Iran accuses US of trying to exploit unrest over Mahsa Amini’s death
Iran on Monday accused the United States of using the unrest sparked by the death of a woman in police custody to try to destabilize the country, and warned it would not go unanswered as the biggest protests since 2019 showed no signs of abating.
Iran has cracked down on nationwide protests sparked by the death of 22-year-old Kurdish woman Mahsa Amini after she was arrested by vice police who enforce the Islamic Republic’s strict restrictions on the dress of women. women.
The case drew international condemnation. Iran said the United States supported the rioters and sought to destabilize the Islamic Republic.

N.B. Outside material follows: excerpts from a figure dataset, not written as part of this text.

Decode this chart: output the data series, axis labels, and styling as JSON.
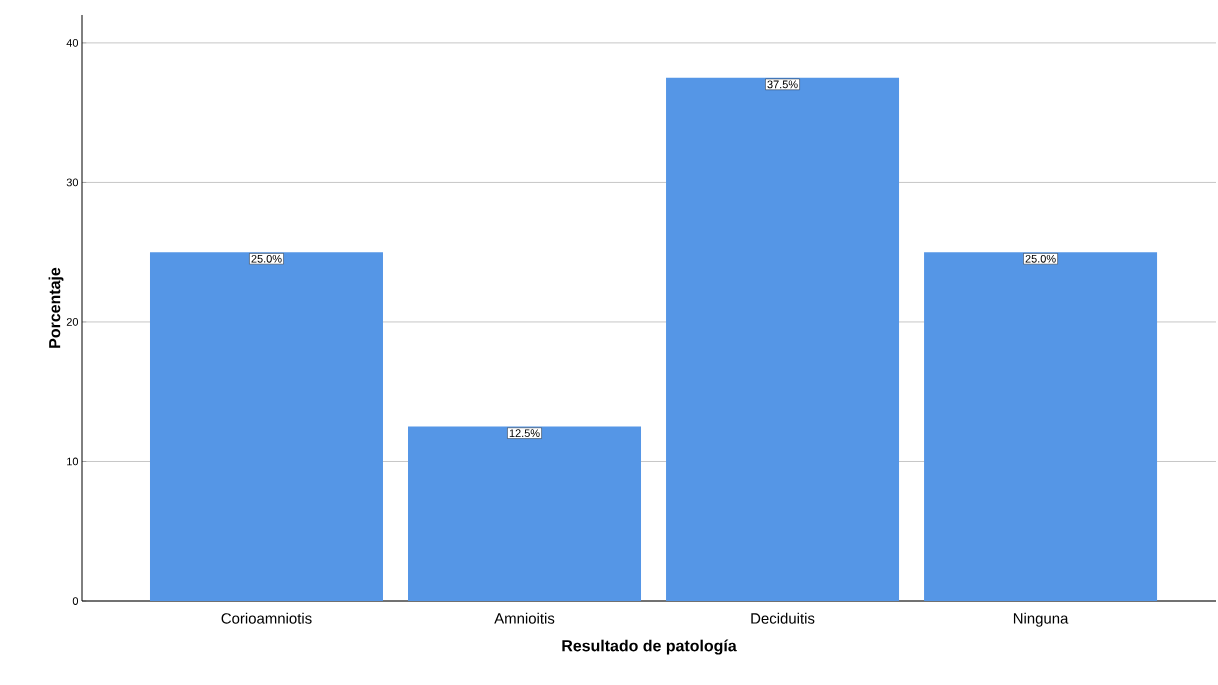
{
  "chart_data": {
    "type": "bar",
    "xlabel": "Resultado de patología",
    "ylabel": "Porcentaje",
    "categories": [
      "Corioamniotis",
      "Amnioitis",
      "Deciduitis",
      "Ninguna"
    ],
    "values": [
      25.0,
      12.5,
      37.5,
      25.0
    ],
    "value_labels": [
      "25.0%",
      "12.5%",
      "37.5%",
      "25.0%"
    ],
    "color": "#5596e6",
    "ylim": [
      0,
      42
    ],
    "yticks": [
      0,
      10,
      20,
      30,
      40
    ],
    "grid": "y"
  }
}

« Washington is still trying to weaken Iran’s stability and security, even if it hasn’t succeeded, » Iranian Foreign Ministry spokesman Nasser Kanaani told Nour news, which is affiliated to a senior security body, in a statement.
On his Instagram page, Kanaani accused the leaders of the United States and some European countries of abusing a tragic incident to support the « rioters » and of ignoring « the presence of millions of people in the streets and the places in the country in support of the system ». «
Germany summoned Iran’s ambassador to Berlin on Monday over the crackdown, a German Foreign Ministry spokesman said.
Asked about the possibility of further sanctions against Tehran in response to the unrest, the spokesman said « we will explore all options » with other European Union states.
Last week, the United States imposed sanctions on Iran’s vice police over allegations of abuse of Iranian women, saying it held the unit responsible for Amini’s death.
Biggest protests in three years
Iran summoned the British and Norwegian ambassadors on Sunday over what it said was interference and hostile media coverage of the unrest.
Anti-government protests are the largest to sweep the country since protests over fuel prices in 2019, when Reuters reported that 1,500 people were killed in a crackdown on protesters – the biggest episode of internal unrest bloody moment in the history of the Islamic Republic.
At least 41 people have been killed in the latest unrest, which began on September 17, according to state television.
President Ebrahim Raisi said Iran guarantees freedom of speech and has ordered an investigation into Amini’s death.
A main Iranian teachers’ union, in a statement posted on social media on Sunday, called on teachers and students to stage the first nationwide strike since the unrest began on Monday and Wednesday.
Women played a prominent role in the protests, waving and burning their veils.
In a video circulating on social media, the sister of a man killed in anti-government protests, Javad Heydari, cut her hair at his grave in defiance of Iran’s conservative Islamic dress code. Reuters could not verify the authenticity of the video.
The state has held rallies in an attempt to defuse the crisis.
Although the protests over Amini’s death pose a major challenge to the government, analysts see no immediate threat to the country’s leadership, as Iran’s elite security forces have cracked down on protests in the past.
Iran has accused armed Iranian Kurdish dissidents of involvement in the unrest, particularly in the northwest, where most of Iran’s 10 million Kurds live.
Iran’s Revolutionary Guards launched an artillery and drone attack on Iranian militant opposition bases in the Kurdish region of northern Iraq, the semi-official Tasnim news agency reported.